Deux questions à Béatrice Angrand, présidente de l'Agence du service civique

Comment expliquez-vous l’engouement pour le service civique ?
Nous avons une jeunesse plus engagée car, toutes les études le montrent, elle est en quête de sens. Désormais, 43% des jeunes volontaires font leur service civique juste après le bac. Le service civique est donc un levier extraordinaire pour leur permettre de réfléchir à leur orientation, à leur futur métier, mais aussi pour prendre conscience de qui ils sont et ce qu’ils veulent faire dans la vie. Cela en fait une expérience assez unique. Le service civique bénéficie d’une très grande notoriété auprès des jeunes, il suscite donc naturellement d’autres vocations.

Quelles sont vos priorités ?
Le nombre de volontaires a fortement augmenté depuis 2015. Au-delà du nombre, ce qui est important c'est de préserver la qualité des missions proposées aux jeunes, de garantir leurs droits.
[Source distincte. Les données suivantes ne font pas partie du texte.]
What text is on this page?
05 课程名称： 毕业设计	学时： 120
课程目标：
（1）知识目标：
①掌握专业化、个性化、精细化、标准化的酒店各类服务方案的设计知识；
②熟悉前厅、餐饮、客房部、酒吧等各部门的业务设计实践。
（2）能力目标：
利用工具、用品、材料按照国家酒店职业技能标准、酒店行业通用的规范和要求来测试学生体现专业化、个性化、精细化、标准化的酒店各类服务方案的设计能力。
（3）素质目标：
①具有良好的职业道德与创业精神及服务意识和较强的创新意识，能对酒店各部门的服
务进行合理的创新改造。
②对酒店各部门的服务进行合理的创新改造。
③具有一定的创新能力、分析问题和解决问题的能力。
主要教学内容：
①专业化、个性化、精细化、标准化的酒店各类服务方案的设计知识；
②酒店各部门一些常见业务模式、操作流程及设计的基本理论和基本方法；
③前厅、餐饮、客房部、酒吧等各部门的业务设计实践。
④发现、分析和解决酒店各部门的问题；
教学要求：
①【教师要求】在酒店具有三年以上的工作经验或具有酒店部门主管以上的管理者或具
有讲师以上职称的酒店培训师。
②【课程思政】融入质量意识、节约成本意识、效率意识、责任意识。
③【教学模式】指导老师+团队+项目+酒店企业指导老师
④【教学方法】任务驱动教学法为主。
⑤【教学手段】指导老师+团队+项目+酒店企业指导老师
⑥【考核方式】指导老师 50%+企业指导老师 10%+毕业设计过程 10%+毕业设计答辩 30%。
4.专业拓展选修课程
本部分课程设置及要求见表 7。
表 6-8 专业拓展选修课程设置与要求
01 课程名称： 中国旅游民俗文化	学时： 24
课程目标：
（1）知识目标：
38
Nous avons aussi pour ambition de favoriser la mixité sociale en touchant aussi les jeunes éloignés de ce programme : ceux qui habitent dans les quartiers prioritaires de la politique de la Ville, en zone rurale, qui sont en situation de handicap ou de décrochage scolaire, car on voit les effets bénéfiques du service civique sur ces publics fragiles. Si les missions sont qualitatives, les effets en sont décuplés.

Le service civique à Apprentis d'Auteuil

En 2018, la fondation a accueilli 109 volontaires en service civique. La plupart (74%) ont accompagné des jeunes au quotidien dans les établissements : internat, soutien scolaire, activités sportives ou culturelles. Les jeunes volontaires ont également accompagné les jeunes vers leur insertion sociale et professionnelle : écoute, rédaction de CV et de lettres de motivation.